Mask-bot: A talking video humanoid robot
November 8, 2011 by Amara D. Angelica
Welcome to the creepiest uncanny-valley experience yet: a talking robot face called Mask-bot, developed by a team at the Institute for Cognitive Systems (ICS) at TU München and AIST, the National Institute of Advanced Industrial Science and Technology in Japan.
What sets Mask-bot apart is that it can instantly construct and project a static video image of anyone’s face (from a photo) on a 3D surface, and it moves its virtual head a little and raises its eyebrows as you speak, to create the impression that it understands. (It doesn’t. Yet.)
Also, it projects the image from behind, making it more realistic (unlike Disney animatronics characters, for example, which are projected from the front), and works in daylight. It’s also more flexible than existing humanoid robots, which use a complex set of mechanical parts and must be custom-designed.
Avatars for video conferences
Mask-bot could soon be deployed in video conferences, says Dr. Takaaki Kuratate. “You can create a realistic replica of a person that actually sits and speaks with you at the conference table. You can use a generic mask for male and female, or you can provide a custom-made mask for each person.”
But a more advanced version of Mask-bot doesn’t even require a video image of the person speaking. a program can also convert a normal two-dimensional photograph into a correctly proportioned projection for a three-dimensional mask complete with facial expressions and voice. A talking-head animation engine filters an extensive series of face motion data from a variety of people collected by a motion capture system and selects the facial expressions that best match a specific phoneme being spoken. Examples here.

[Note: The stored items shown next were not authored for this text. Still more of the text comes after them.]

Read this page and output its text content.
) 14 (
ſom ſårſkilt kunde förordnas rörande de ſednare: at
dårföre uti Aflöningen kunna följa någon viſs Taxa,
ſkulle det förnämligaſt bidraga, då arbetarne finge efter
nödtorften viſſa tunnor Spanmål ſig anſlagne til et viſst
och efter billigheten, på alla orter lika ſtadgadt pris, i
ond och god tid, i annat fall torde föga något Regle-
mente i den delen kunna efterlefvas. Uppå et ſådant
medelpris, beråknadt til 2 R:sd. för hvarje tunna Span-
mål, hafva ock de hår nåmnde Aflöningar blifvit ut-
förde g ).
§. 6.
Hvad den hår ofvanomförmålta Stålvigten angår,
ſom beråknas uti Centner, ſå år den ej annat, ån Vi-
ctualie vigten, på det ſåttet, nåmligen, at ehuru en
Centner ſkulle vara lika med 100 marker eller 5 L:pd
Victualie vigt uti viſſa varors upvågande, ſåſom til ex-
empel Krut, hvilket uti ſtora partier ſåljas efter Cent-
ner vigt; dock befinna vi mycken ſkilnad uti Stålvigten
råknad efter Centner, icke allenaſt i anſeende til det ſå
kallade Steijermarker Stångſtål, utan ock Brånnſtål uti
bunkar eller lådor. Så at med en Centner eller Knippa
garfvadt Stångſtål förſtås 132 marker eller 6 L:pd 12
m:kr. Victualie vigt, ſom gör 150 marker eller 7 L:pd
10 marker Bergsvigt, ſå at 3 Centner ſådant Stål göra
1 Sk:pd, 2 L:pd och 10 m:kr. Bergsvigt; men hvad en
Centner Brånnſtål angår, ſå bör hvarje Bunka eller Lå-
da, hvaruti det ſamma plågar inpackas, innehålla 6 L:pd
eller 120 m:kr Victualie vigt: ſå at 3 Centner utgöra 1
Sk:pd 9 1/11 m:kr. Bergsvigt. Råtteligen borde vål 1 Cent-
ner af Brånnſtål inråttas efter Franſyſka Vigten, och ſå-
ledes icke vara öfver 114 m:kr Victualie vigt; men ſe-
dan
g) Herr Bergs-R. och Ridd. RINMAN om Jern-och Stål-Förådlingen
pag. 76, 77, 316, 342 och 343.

So how long will it be before we get a tech support guy’s talking head yelling “Move!”? Not sure I’m ready for that.
The computer extracts a set of facial coordinates from each of these expressions, which it can then assign to any new face, bringing it to life. Emotion synthesis software then delivers the visible emotional nuances that indicate, for example, when someone is happy, sad or angry.
See the video below of a rather severe Mask-bot that reminds me of my elementary school principal (think: ruler, knuckle). Needs work. Maybe they should hire actor Jim Carrey to help with facial mask expressions? (See video below.)
But wait, it gets creepier. An advanced version of Mask-bot can also reproduce content typed via a keyboard . A text-to-speech system converts text in in English, Japanese, and soon German to audio (female or male voice), which can be quiet or loud, happy or sad. Mask-bot doesn’t actually understand anything; it just listens and makes pretend responses as part of a fixed programming sequence.
Hmmm… I wonder what would happen if we hooked up a Siri app to this thing?
Meanwhile, the Munich researchers are working on Mask-bot 2, a mobile version. The mask, projector and computer control system will all be contained inside a robot costing around EUR 400 (Mask-bot 1: EUR 3,000).
“Mask-bot will influence the way in which we humans communicate with robots in the future,” predicts Prof. Gordon Cheng, head of the ICS team. “These systems could soon be used as companions for older people who spend a lot of time on their own,” says Kuratate. (Get ready to ramble.)
Now that would put a whole lot of cats out of business. That’s so wrong.